Westminster continues this poll’s pattern of strong Labour results, putting them a good bit clear of the SNP. The Holyrood map, with a touch more red, perhaps gives an indication of what this could look like at Westminster level too. The Conservatives are also down a bit on this side of things, whilst the Lib Dems have a very modest single point bump.

Again, no prompting for anyone beyond the four parties with Westminster seats. Again there’s a sort of 50/50 on whether that’s a useful thing or not in this context; neither the Greens nor Reform UK will win seats, and both will be squeezed by the vote, so just not prompting for them might get something close to a “real” result. On the other hand, it does throw my averaging off not having them in the mix. 

There’s only so many times I can write “oh look, the cursed numbers again, this question is pretty close, it isn’t really following what is happening to parties, no one should be complacent” before both you and I lose the will to live, but that’s what this says. Pretty standard figures at the moment, margin of error movement in the Union’s favour, which remains ahead overall.

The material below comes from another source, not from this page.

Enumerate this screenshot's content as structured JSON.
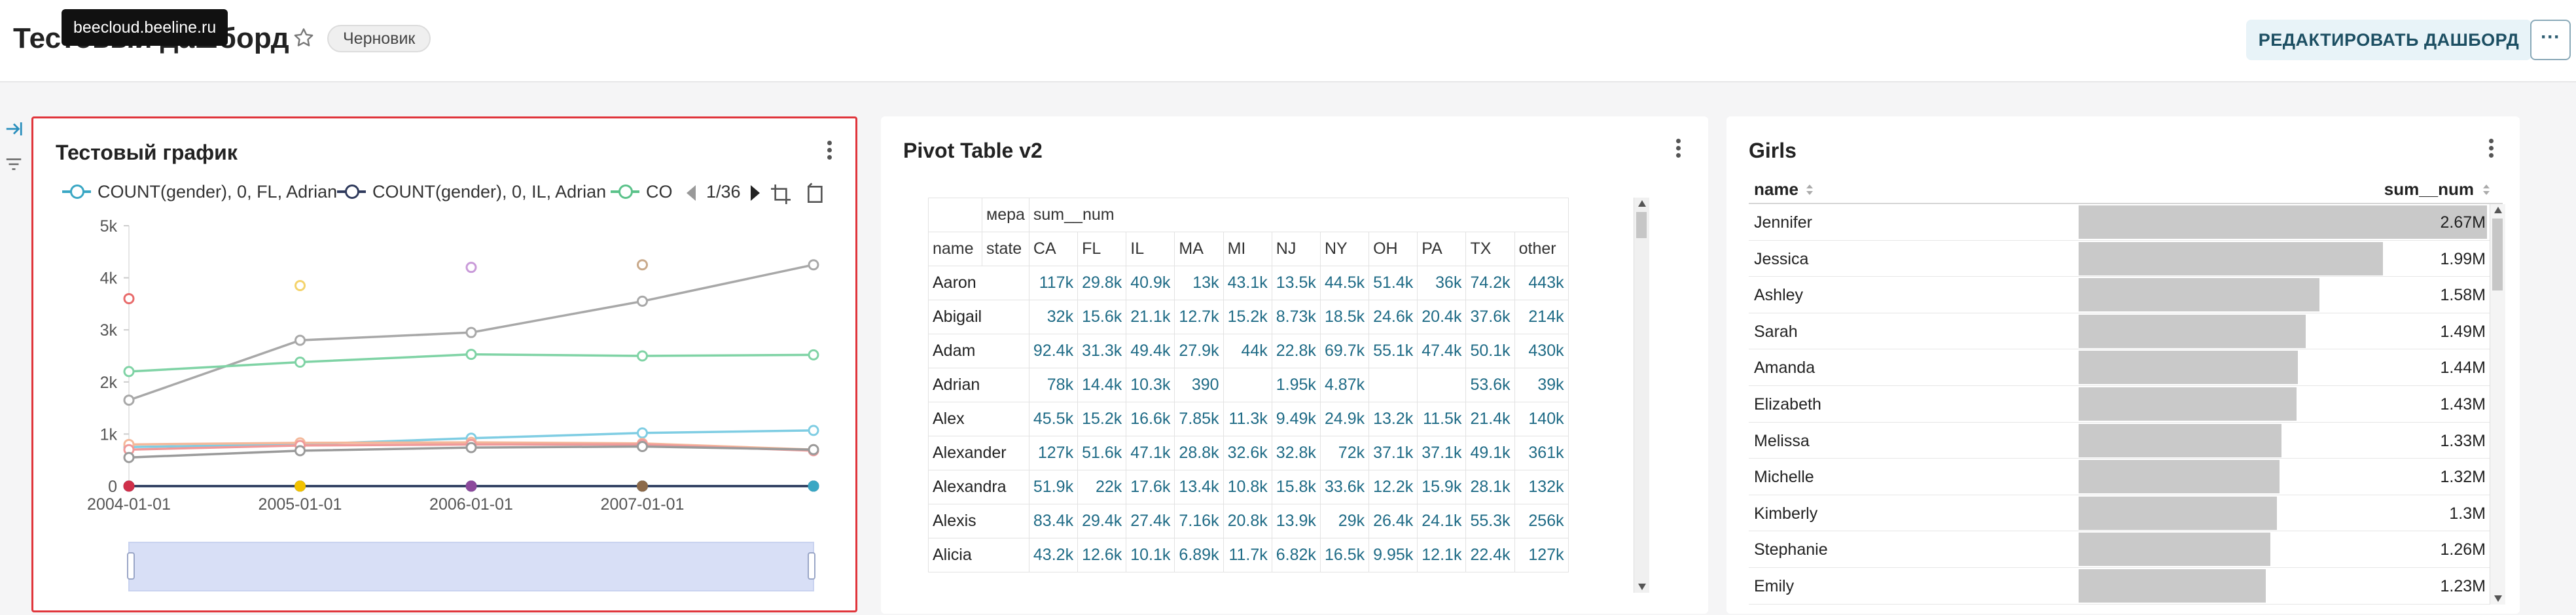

As ever, the last little bit of analysis concerns those hypothetical and more proportional voting systems that BBS likes to play about with. The use of pure FPTP at Westminster is an affront to democracy, and though Holyrood fares far better, AMS is still deeply imperfect. The examples here simply transpose the poll findings onto more proportional voting systems – the reality is that different systems would of course result in different voter behaviour.